3. Wird bei der Abwägung den Eigentumsrechten der anderen Eigentümer vor der Informations- und Religionsausübungsfreiheit mit der Begründung der Vorzug gegeben, dass ein "Schüsselwald" zu befürchten sei, müssen die Tatsachengerichte hierzu konkrete tatsächliche Feststellungen treffen. Bei dieser Feststellung muss die Anzahl der Wohnungen in einem Gebäude, die Struktur der Bewohner und der Umstand, dass die Wohnungseigentümer die Gestattung von dem Abschluss einer Vereinbarung abhängig machen können, nach der der Antragsteller verpflichtet wird, den Anschluss durch andere Eigentümer, die auf vom gleichen Satelliten ausgestrahlte Programme angewiesen sind, bei Bedarf zu gestatten, berücksichtigt werden.
Tatbestand:
Die türkischen Antragsteller sind Miteigentümer der Wohnungseigentümergemeinschaft und gehören der alevitischen Glaubensrichtung des Islam an. In der Eigentümerversammlung vom 31.3.2005 beantragten sie eine Parabolantenne anbringen zu dürfen.

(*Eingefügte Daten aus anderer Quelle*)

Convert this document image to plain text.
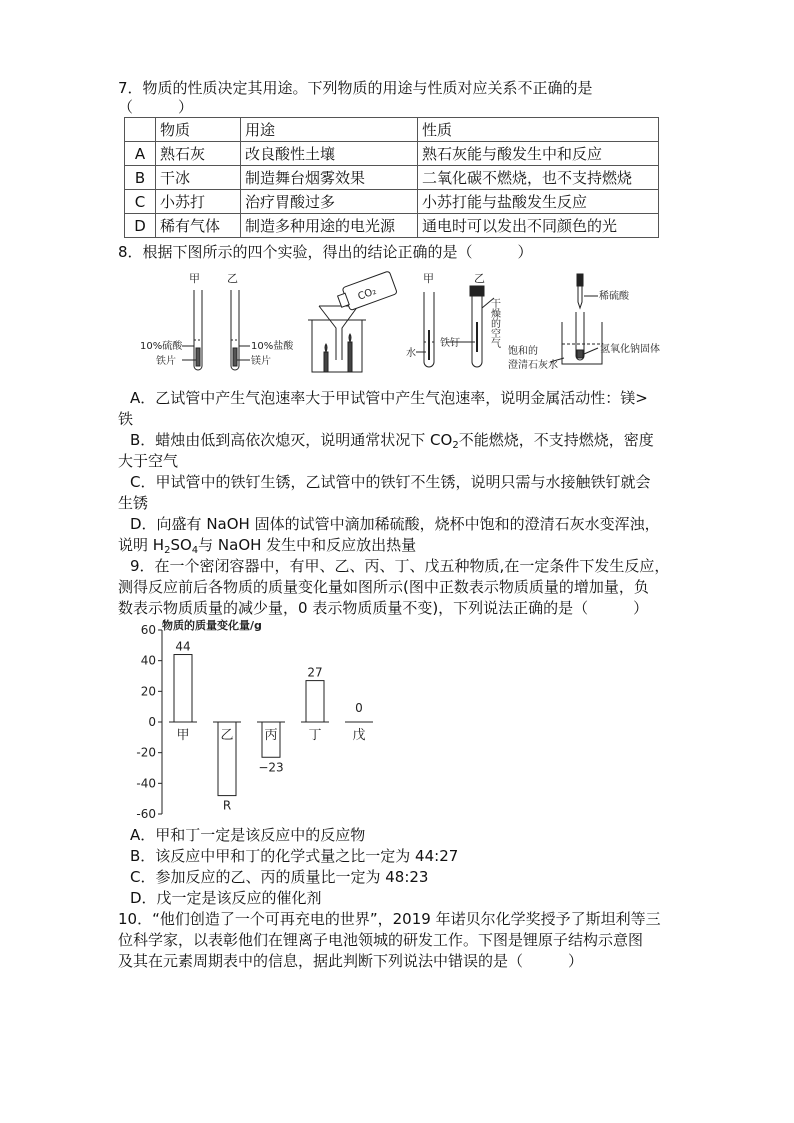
7．物质的性质决定其用途。下列物质的用途与性质对应关系不正确的是
（　　　）
	物质	用途	性质
A	熟石灰	改良酸性土壤	熟石灰能与酸发生中和反应
B	干冰	制造舞台烟雾效果	二氧化碳不燃烧，也不支持燃烧
C	小苏打	治疗胃酸过多	小苏打能与盐酸发生反应
D	稀有气体	制造多种用途的电光源	通电时可以发出不同颜色的光
8．根据下图所示的四个实验，得出的结论正确的是（　　　）
甲 乙
10%硫酸
铁片
10%盐酸
镁片
CO₂
甲	乙
水
铁钉	干燥的空气
稀硫酸
氢氧化钠固体
饱和的
澄清石灰水
A．乙试管中产生气泡速率大于甲试管中产生气泡速率，说明金属活动性：镁>
铁
B．蜡烛由低到高依次熄灭，说明通常状况下 $CO_2$不能燃烧，不支持燃烧，密度
大于空气
C．甲试管中的铁钉生锈，乙试管中的铁钉不生锈，说明只需与水接触铁钉就会
生锈
D．向盛有 NaOH 固体的试管中滴加稀硫酸，烧杯中饱和的澄清石灰水变浑浊，
说明 $H_2SO_4$与 NaOH 发生中和反应放出热量
9．在一个密闭容器中，有甲、乙、丙、丁、戊五种物质,在一定条件下发生反应，
测得反应前后各物质的质量变化量如图所示(图中正数表示物质质量的增加量，负
数表示物质质量的减少量，0 表示物质质量不变)，下列说法正确的是（　　　）
物质的质量变化量/g
60
40
20
0
-20
-40
-60
甲 乙 丙 丁 戊
44
R
−23
27
0
A．甲和丁一定是该反应中的反应物
B．该反应中甲和丁的化学式量之比一定为 44:27
C．参加反应的乙、丙的质量比一定为 48:23
D．戊一定是该反应的催化剂
10．“他们创造了一个可再充电的世界”，2019 年诺贝尔化学奖授予了斯坦利等三
位科学家，以表彰他们在锂离子电池领城的研发工作。下图是锂原子结构示意图
及其在元素周期表中的信息，据此判断下列说法中错误的是（　　　）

Nach dem Protokoll dieser Versammlung wurde kein ausdrücklicher Beschluss hierzu gefasst; vielmehr wies die Hausverwaltung mit großer Zustimmung und ohne Einwände darauf hin, dass die Möglichkeit bestehe, einen zusätzlichen Decoder über eine Kabelgesellschaft für ausländische Sender zu besorgen und bisher Satellitenanlagen von den Eigentümern kategorisch abgelehnt wurden, was auch hier zu erfolgen habe.
Das Amtsgericht wies den Antrag, die Antragsgegner zu verpflichten, das Anbringen einer Satellitenempfangsanlage auf dem Balkon der Wohnung der Antragsteller, bzw. hilfsweise an einer Stelle des Gemeinschaftseigentums zu gestatten, die den ordnungsgemäßen Empfang ermögliche und das äußere Erscheinungsbild des Anwesens möglichst wenig beeinträchtige mit Beschluss vom 29.12.2006 zurück.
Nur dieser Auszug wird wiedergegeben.